Mutualiser les synergies
Au Brassus, à la Vallée de Joux, le fabricant de rubis synthétique La Pierrette SA prend la question de la durabilité à bras-le-corps. Entretien avec son direc teur Bastien Droz et sa responsable RH/RSE Sonia Pasinato.
Pourquoi et comment La Pierrette SA s’est-elle engagée dans une démarche RSE ?
La direction de l’entreprise a souhaité structurer et dynamiser les actions qui étaient déjà engagées depuis quatre ans environ en matière de gestion environnementale. Nous nous sommes approchés de la fondation B Lab. On a donc publié quatre objectifs de développement durable, soit ceux concernant la lutte contre le changement climatique, l’égalité entre les sexes, la production et consommation responsables ainsi que le travail décent et la croissance économique. Ils sont « smart », soit quantifiables, mesurables et définis dans le temps. La Pierrette fait partie d’un consortium de six sociétés actives dans le domaine horloger. B Lab nous accompagne pour harmoniser nos démarches, pour développer et mutualiser des synergies, de telle sorte que ces six entreprises montent en gamme sur ces thématiques.

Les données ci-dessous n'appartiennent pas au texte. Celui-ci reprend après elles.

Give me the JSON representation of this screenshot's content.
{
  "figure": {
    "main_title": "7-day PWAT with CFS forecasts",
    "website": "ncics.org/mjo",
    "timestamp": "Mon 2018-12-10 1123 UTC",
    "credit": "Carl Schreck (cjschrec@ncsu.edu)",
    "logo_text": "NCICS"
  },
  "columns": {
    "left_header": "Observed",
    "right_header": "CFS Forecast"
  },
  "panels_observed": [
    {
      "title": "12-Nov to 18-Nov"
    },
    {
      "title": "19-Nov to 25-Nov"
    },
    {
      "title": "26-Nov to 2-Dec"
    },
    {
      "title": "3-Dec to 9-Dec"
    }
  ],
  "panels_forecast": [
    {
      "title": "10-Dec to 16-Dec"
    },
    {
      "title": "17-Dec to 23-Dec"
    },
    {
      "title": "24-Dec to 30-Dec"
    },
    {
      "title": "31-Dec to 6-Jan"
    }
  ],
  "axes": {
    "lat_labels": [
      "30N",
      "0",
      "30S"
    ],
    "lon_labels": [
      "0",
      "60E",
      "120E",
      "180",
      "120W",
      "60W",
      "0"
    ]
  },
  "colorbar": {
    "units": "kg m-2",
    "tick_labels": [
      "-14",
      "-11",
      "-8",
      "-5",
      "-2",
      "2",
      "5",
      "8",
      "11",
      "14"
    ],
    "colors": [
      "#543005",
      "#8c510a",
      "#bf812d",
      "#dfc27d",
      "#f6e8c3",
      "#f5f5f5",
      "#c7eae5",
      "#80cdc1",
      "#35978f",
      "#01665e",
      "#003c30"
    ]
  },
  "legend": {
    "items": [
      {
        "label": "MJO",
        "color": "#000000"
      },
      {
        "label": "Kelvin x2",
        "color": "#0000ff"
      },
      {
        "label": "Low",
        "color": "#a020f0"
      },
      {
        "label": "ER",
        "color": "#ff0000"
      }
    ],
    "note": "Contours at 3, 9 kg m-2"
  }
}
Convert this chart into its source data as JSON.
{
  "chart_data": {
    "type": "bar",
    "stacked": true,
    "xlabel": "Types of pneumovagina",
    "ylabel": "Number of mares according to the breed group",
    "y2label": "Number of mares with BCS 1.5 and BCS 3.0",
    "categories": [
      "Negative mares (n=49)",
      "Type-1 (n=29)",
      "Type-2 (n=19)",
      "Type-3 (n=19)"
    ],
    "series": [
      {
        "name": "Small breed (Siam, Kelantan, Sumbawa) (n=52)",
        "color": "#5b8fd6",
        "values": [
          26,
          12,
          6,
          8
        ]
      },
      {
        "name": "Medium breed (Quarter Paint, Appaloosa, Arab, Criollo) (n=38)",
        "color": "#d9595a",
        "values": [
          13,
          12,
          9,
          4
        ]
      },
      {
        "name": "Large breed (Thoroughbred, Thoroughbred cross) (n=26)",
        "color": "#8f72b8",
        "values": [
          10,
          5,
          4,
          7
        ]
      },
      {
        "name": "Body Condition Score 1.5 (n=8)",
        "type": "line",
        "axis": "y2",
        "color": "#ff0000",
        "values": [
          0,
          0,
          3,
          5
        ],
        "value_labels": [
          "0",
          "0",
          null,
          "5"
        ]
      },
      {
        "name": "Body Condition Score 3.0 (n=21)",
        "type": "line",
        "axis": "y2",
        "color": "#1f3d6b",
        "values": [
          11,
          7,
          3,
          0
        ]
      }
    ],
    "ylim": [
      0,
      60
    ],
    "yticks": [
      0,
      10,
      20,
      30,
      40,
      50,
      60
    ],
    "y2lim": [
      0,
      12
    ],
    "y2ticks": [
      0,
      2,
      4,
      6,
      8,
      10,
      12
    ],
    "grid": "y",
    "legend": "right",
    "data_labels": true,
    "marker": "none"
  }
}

Quelles sont les mesures concrètes que vous avez entreprises ?
La Pierrette n’a pas attendu cette démarche commune et la définition des Objectifs de Développement Durable (ODD) pour prendre des mesures, notamment en termes d’efficience énergétique de notre bâtiment, avec la pose de fenêtres intelligentes et panneaux photovoltaïques qui nous permettent de produire un quart de notre consommation électrique, en termes d’ergonomie des postes de travail aussi, ou encore de formation et de sensibilisation des collaboratrices et des collaborateurs concernant nos impacts sur le climat. Le thème de la mobilité est aussi abordé, par la promotion, notamment, du covoiturage et la mise en place de navettes.
Comment avez-vous impliqué le personnel ?
Depuis l’an dernier, nous avons créé un groupe de « sentinelles », formé de collaboratrices et de collaborateurs sensibles à l’environnement. Il se réunit une fois par mois et représente chacun des départements de l’entreprise. A ce titre, il est à même de faire des propositions.

Fig. 5 : Groupe de « sentinelles »
Collaborateurs.trices acteurs de la démarche RSE © La Pierrette SA
Comment prenez-vous en compte les impacts RSE dans votre stratégie d’entreprise ?
Nous nous mettons au service des marques horlogères qui sont nos clients. Notre objectif, c’est plutôt de les accompagner et de certifier des mesures que nous prenons. Nous nous devons d’être proactifs, à l’écoute, mais nous sommes conscients, en tant que sous-traitant, que nous n’avons pas les mêmes moyens que nos clients. Aujourd’hui, le fait de disposer d’ODD, de processus aussi, c’est beaucoup plus simple pour nous de leur répondre de manière transparente, par exemple sur la provenance de nos matériaux.
Que retirez-vous concrètement de ces démarches ?
Le fait d’avoir introduit de la durabilité dans tous nos processus a amélioré notre structure. Toute notre organisation, tout notre système de management doit être saupoudré de durabilité, analysé à l’aune de la RSE.